Galeano, condenado em segunda instância por lavagem de dinheiro e associação criminosa no âmbito da operação "A Ultranza", uma das maiores investigações sobre narcotráfico e lavagem de ativos no país, viu a pressão aumentar após a confirmação da sentença. Rivas, por sua vez, foi envolvido em um escândalo pelo suposto uso de um diploma universitário falso para exercer a advocacia e ocupar cargos públicos. Ambos deixaram suas cadeiras no Senado quando a Câmara Alta começou a processar pedidos de perda de mandato, rompendo o blindagem política que os sustentava.
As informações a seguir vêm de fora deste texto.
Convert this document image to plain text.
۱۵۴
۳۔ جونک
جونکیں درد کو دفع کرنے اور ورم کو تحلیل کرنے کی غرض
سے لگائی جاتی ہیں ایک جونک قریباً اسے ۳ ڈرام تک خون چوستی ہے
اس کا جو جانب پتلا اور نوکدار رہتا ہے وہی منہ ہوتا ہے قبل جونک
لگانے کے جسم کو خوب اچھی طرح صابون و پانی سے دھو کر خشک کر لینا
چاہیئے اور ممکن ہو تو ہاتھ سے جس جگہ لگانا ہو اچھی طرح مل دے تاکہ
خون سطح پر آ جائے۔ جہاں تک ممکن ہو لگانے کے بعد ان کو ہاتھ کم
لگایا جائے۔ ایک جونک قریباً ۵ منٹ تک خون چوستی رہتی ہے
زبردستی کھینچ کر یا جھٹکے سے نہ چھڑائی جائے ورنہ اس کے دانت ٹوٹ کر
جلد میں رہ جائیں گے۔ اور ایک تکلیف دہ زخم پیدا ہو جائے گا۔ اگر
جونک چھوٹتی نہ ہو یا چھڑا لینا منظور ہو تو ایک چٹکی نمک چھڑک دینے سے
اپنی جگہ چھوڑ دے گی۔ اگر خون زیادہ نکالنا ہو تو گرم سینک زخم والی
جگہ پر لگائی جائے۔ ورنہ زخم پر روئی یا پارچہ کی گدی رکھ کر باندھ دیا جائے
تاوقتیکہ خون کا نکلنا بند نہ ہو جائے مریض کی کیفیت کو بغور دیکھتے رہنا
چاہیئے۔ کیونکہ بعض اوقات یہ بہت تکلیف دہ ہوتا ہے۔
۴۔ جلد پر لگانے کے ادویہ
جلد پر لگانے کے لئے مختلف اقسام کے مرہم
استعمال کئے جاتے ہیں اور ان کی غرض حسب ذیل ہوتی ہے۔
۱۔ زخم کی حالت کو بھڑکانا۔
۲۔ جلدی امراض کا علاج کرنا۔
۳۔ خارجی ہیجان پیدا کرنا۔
Em vez de abordar os casos, Peña discorreu sobre a polêmica gerada pela suspensão e posterior restituição do desfile militar previsto para as comemorações da Independência Nacional. Inicialmente, o governo avaliou não realizar o evento devido ao destacamento militar nos departamentos do norte, onde continuam as operações de busca por Almir de Brum e o combate a grupos criminosos ligados ao narcotráfico. Peña afirmou que o vice-presidente Pedro Alliana foi quem impulsionou a decisão de manter a atividade patriótica, ainda que em versão reduzida.
Outro tema abordado foi a situação do Instituto de Previsão Social (IPS). Peña reiterou seu apoio ao novo titular da previdência, Isaías Fretes, que nos primeiros dias de gestão denunciou compras irregulares e carências estruturais. O presidente afirmou que o IPS enfrenta uma crise acumulada há anos e que o governo busca dotar a nova administração de ferramentas para enfrentar as urgências do sistema de saúde previdenciário.